The report goes on to say

The case has been closely watched by activists in other Kansas communities who are considering similar voter-led initiatives if state lawmakers continue to block reform of marijuana laws. Kansas Attorney General Derek Schmidt had asked the Supreme Court to strike down the ordinance in the state’s largest city, saying it conflicts with state law.

Schmidt’s office warned the city before the April election that the ordinance was in conflict with state law and that it couldn’t be enforced. The state filed a lawsuit soon after 54 percent of Wichita voters approved the measure anyway.

In its decision Friday, the state Supreme Court said the ordinance wasn’t enacted according to state law. The court said that when the petition was filed with the city clerk’s office, it didn’t also include a copy of the proposed ordinance. The Supreme Court also said its ruling “effectively disposes of the case,” and it therefore didn’t need to rule on the state’s other arguments against the ordinance.

The City of Wichita released a statement saying it respected the court’s decision and that the ruling “provides clarity for all cities receiving such petitions.” The city also said there’s no action for the city to take, given that the Supreme Court had put the ordinance on hold while it considered the case.
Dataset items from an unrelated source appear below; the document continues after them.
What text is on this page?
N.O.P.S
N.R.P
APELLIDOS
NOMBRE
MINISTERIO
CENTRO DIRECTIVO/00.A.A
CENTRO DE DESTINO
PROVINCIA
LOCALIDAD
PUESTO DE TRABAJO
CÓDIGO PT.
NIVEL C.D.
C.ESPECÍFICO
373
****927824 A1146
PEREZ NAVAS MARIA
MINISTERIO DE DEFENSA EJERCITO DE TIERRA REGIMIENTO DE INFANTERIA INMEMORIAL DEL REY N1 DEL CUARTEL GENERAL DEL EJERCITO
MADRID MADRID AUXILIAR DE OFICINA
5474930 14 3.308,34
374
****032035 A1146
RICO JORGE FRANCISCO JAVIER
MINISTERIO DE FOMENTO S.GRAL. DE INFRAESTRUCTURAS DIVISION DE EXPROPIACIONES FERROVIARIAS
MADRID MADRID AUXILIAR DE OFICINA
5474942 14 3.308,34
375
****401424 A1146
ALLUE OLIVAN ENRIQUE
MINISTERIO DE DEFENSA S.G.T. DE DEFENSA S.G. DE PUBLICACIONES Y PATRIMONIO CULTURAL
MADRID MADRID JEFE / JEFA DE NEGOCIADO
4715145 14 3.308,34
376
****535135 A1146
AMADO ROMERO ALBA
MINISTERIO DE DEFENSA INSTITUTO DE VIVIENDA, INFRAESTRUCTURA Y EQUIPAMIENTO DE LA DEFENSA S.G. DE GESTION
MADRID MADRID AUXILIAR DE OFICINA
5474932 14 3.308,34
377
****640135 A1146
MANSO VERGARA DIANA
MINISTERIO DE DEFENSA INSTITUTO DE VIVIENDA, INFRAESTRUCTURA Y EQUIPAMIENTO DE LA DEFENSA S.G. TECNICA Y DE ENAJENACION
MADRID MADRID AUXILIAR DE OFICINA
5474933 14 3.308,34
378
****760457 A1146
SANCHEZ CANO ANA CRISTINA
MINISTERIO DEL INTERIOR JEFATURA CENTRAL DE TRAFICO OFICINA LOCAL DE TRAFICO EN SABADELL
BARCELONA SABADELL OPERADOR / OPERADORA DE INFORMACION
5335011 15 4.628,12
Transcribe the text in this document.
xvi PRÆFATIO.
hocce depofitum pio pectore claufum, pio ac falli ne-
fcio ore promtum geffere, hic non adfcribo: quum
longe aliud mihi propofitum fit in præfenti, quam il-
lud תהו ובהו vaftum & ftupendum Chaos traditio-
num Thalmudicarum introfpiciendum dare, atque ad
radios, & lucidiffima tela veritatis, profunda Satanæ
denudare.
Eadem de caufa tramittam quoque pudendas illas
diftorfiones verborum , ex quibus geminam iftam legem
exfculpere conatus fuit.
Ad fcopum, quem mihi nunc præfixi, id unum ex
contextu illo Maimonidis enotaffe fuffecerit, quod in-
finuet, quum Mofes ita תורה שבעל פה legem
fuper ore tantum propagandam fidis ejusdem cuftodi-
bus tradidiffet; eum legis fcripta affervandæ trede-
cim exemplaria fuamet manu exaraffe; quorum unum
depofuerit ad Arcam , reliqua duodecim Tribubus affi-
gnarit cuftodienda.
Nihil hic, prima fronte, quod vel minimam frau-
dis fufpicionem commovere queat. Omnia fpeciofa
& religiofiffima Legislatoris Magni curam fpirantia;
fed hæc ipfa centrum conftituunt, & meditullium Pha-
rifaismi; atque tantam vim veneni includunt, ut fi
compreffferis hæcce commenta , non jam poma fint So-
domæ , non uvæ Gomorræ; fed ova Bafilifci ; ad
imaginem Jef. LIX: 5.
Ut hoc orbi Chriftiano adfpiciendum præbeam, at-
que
Schmidt’s office said in an emailed statement the court decision’s “narrow scope” doesn’t address whether state law would have invalidated a properly enacted ordinance. Schmidt said he wants lawmakers to review the matter and decide if the Legislature needs to make “crystal clear” its intent to have “these law enforcement standards, policies and procedures uniform throughout the state.”

“Whatever one’s views on the merits of current state policy related to marijuana, I think most Kansans agree it makes little sense for the basic rules for enforcing the criminal law to differ from city to city,” Schmidt said.